M. was a half-breed school-boy, and was brought up in school. After the first three school-boys began to think that they were Christians, he joined them. After having been a year on probation, he was received into the church in July, 1878, when he was thirteen or fourteen years old. He did fairly until he left the reservation, three or four years afterward, when he went to a white logging-camp where his brother and brother-in-law were at work. Logging-camps are not noted for their morals, and their influence on a young man can not be good in this respect. He remained steadier than most whites around him, and his instruction is not lost, but his Christian life is sadly dwarfed, if it can be seen at all.

W. was among the first three of the school-boys to join the church, after a full year’s probation, at the age of about thirteen. He stood well for about two years, while in school, as a Christian, endured considerable persecution, and was especially conscientious. But as he grew older he went the wrong way. His father was a medicine-man, and this probably had something to do with his life, for when he went out into the outer Indian world he seemed to grow peculiarly hardened, so that he seldom came to church or Sabbath-school, and did not treat religion with the respect which the older Indians did who made no pretensions to Christianity. For immoral conduct we were at last obliged to suspend him.

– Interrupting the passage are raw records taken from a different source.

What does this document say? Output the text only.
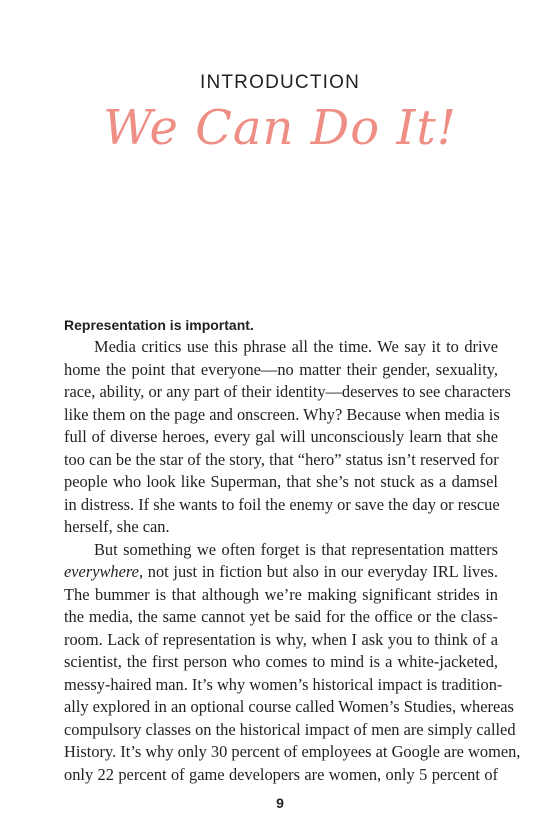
INTRODUCTION
We Can Do It!

Representation is important.

Media critics use this phrase all the time. We say it to drive
home the point that everyone—no matter their gender, sexuality,
race, ability, or any part of their identity—deserves to see characters
like them on the page and onscreen. Why? Because when media is
full of diverse heroes, every gal will unconsciously learn that she
too can be the star of the story, that “hero” status isn’t reserved for
people who look like Superman, that she’s not stuck as a damsel
in distress. If she wants to foil the enemy or save the day or rescue
herself, she can.
But something we often forget is that representation matters
everywhere, not just in fiction but also in our everyday IRL lives.
The bummer is that although we’re making significant strides in
the media, the same cannot yet be said for the office or the class-
room. Lack of representation is why, when I ask you to think of a
scientist, the first person who comes to mind is a white-jacketed,
messy-haired man. It’s why women’s historical impact is tradition-
ally explored in an optional course called Women’s Studies, whereas
compulsory classes on the historical impact of men are simply called
History. It’s why only 30 percent of employees at Google are women,
only 22 percent of game developers are women, only 5 percent of
9
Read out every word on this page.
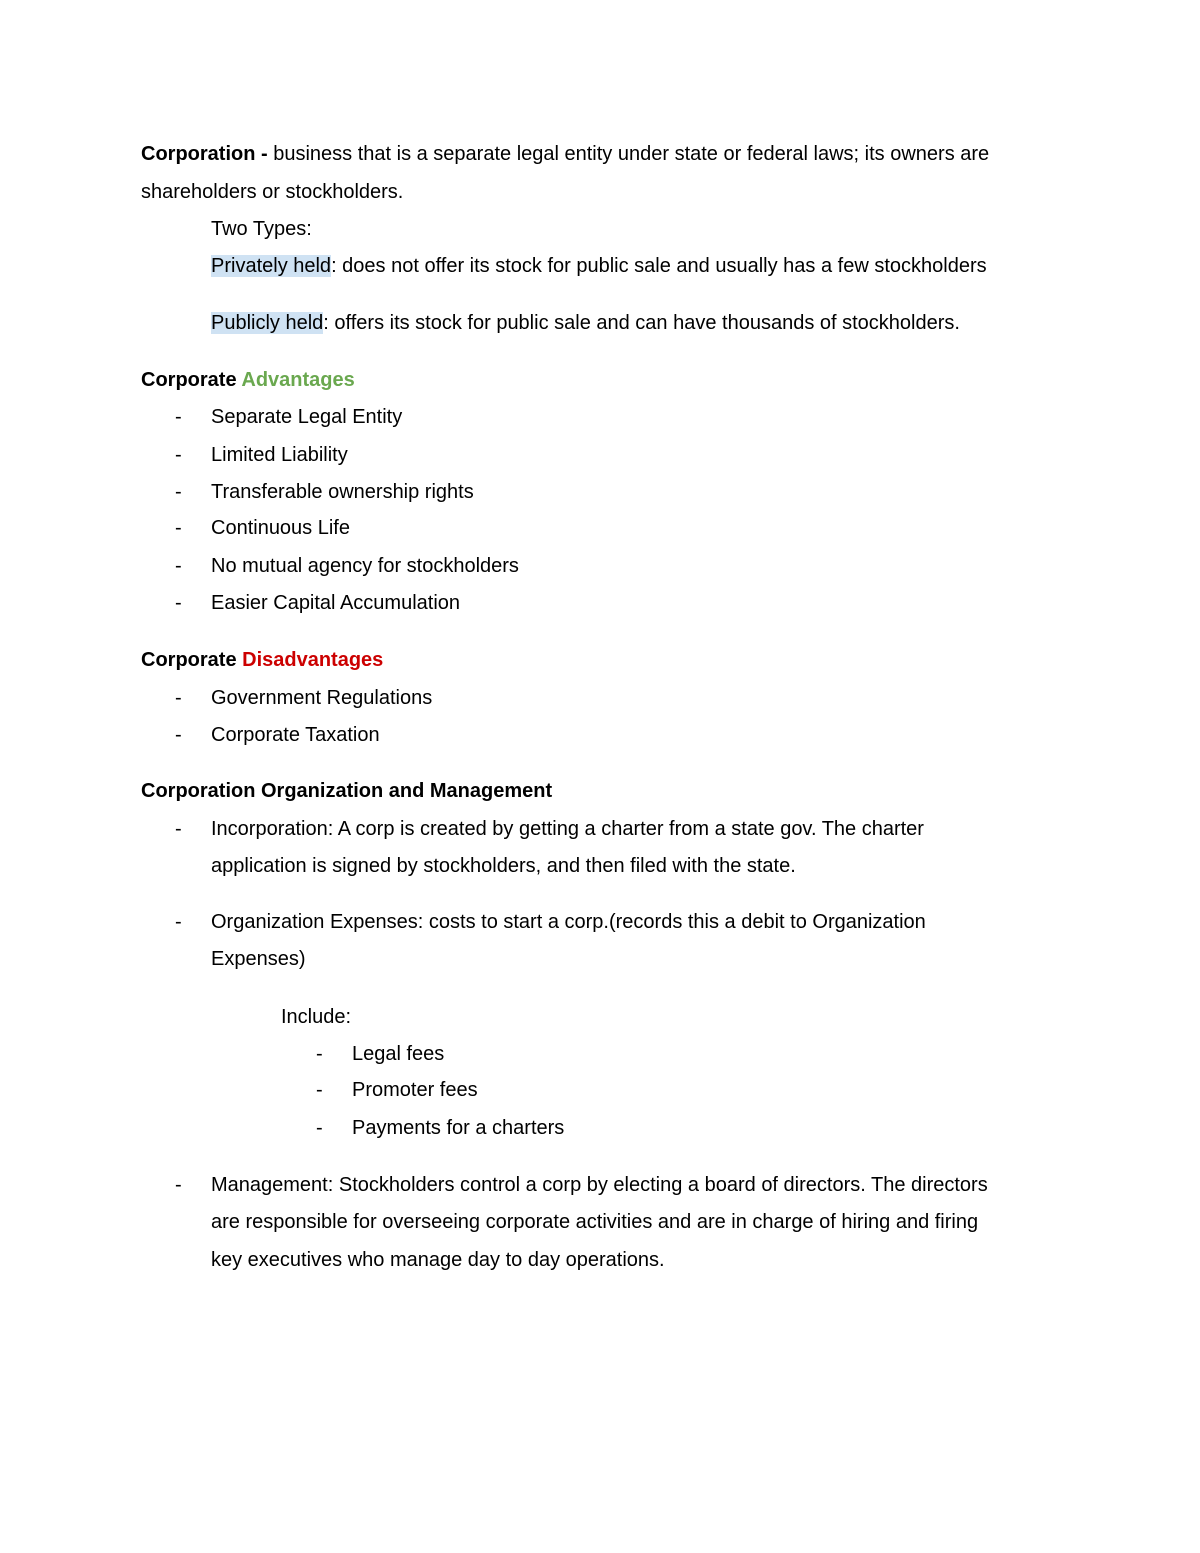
Corporation - business that is a separate legal entity under state or federal laws; its owners are
shareholders or stockholders.
Two Types:
Privately held: does not offer its stock for public sale and usually has a few stockholders
Publicly held: offers its stock for public sale and can have thousands of stockholders.
Corporate Advantages
- Separate Legal Entity
- Limited Liability
- Transferable ownership rights
- Continuous Life
- No mutual agency for stockholders
- Easier Capital Accumulation
Corporate Disadvantages
- Government Regulations
- Corporate Taxation
Corporation Organization and Management
- Incorporation: A corp is created by getting a charter from a state gov. The charter
application is signed by stockholders, and then filed with the state.
- Organization Expenses: costs to start a corp.(records this a debit to Organization
Expenses)
Include:
- Legal fees
- Promoter fees
- Payments for a charters
- Management: Stockholders control a corp by electing a board of directors. The directors
are responsible for overseeing corporate activities and are in charge of hiring and firing
key executives who manage day to day operations.
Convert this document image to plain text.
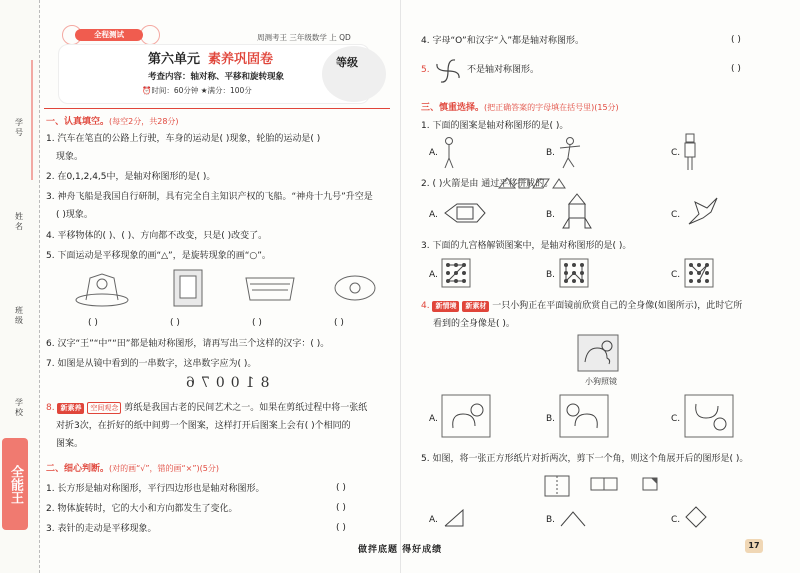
学号
姓名
班级
学校
全能王
全程测试	周测考王 三年级数学 上 QD
第六单元 素养巩固卷
考查内容：轴对称、平移和旋转现象
⏰时间：60分钟 ★满分：100分
等级
一、认真填空。(每空2分，共28分)
1. 汽车在笔直的公路上行驶，车身的运动是( )现象，轮胎的运动是( )
现象。
2. 在0,1,2,4,5中，是轴对称图形的是( )。
3. 神舟飞船是我国自行研制，具有完全自主知识产权的飞船。“神舟十九号”升空是
( )现象。
4. 平移物体的( )、( )、方向都不改变，只是( )改变了。
5. 下面运动是平移现象的画“△”，是旋转现象的画“○”。
( )	( )	( )	( )
6. 汉字“王”“中”“田”都是轴对称图形，请再写出三个这样的汉字：( )。
7. 如图是从镜中看到的一串数字，这串数字应为( )。
810076
8. 新素养 空间观念 剪纸是我国古老的民间艺术之一。如果在剪纸过程中将一张纸
对折3次，在折好的纸中间剪一个图案，这样打开后图案上会有( )个相同的
图案。
二、细心判断。(对的画“√”，错的画“×”)(5分)
1. 长方形是轴对称图形，平行四边形也是轴对称图形。	( )
2. 物体旋转时，它的大小和方向都发生了变化。	( )
3. 表针的走动是平移现象。	( )
4. 字母“O”和汉字“入”都是轴对称图形。	( )
5.	不是轴对称图形。	( )
三、慎重选择。(把正确答案的字母填在括号里)(15分)
1. 下面的图案是轴对称图形的是( )。
A.	B.	C.
2. ( )火箭是由 通过平移拼成的。
A.	B.	C.
3. 下面的九宫格解锁图案中，是轴对称图形的是( )。
A.	B.	C.
4. 新情境 新素材 一只小狗正在平面镜前欣赏自己的全身像(如图所示)，此时它所
看到的全身像是( )。
小狗照镜
A.	B.	C.
5. 如图，将一张正方形纸片对折两次，剪下一个角，则这个角展开后的图形是( )。
A.	B.	C.
做拌底题 得好成绩	17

As I look over the church-roll I find that nearly all the first Indian members were from the school; then came the earlier uneducated Indians, and then the later ones. It makes me sad when I see how many of the first ones who have been educated have been suspended before they were settled in life. Yet it must be said that those school children prepared the way for the earlier uneducated Indians, and these likewise prepared the way for the later ones. This second class watching the failures of the first learned wisdom and stood firmer, and the last class learning more wisdom by further observation have stood still firmer.

Simon Peter was one of the better Indian boys of the Twanas, and was in school about as soon as he was old enough. A younger brother, Andrew, was one of the first three of the school-boys to join us in January, 1877, and, like the brothers in the Bible, where Andrew first found Christ and then led his brother Simon to him, so now Andrew evidently led Simon along until, in January, 1878, he joined the church. He belonged to a good family and was well respected and I hoped much from him in the future, but in this I was doomed to disappointment, for consumption had marked him as its own, and in June, 1879, he died. Just before he died he took his brother’s hand, said he hoped this brother would not turn back from Christianity as some boys had done, and thus held him till he died. A young man of the Puyallup tribe, who is now an Indian preacher, told me that he owed his conversion to a letter he received from Simon Peter. Thus, “being dead, he yet speaketh.”

XXXI.
THE CHURCH AT JAMESTOWN.

IN the section about the Field and Work some account has been given of the beginning of civilization at this place. The Indians there had at first no help from the government, because they were not on a reservation. They had, however, some worthy aspirations, and realized that if they should rise at all they must do so largely through their own efforts. This has been an advantage to them, for they have become more self-reliant than those on the reservation, who have been too willing to be carried.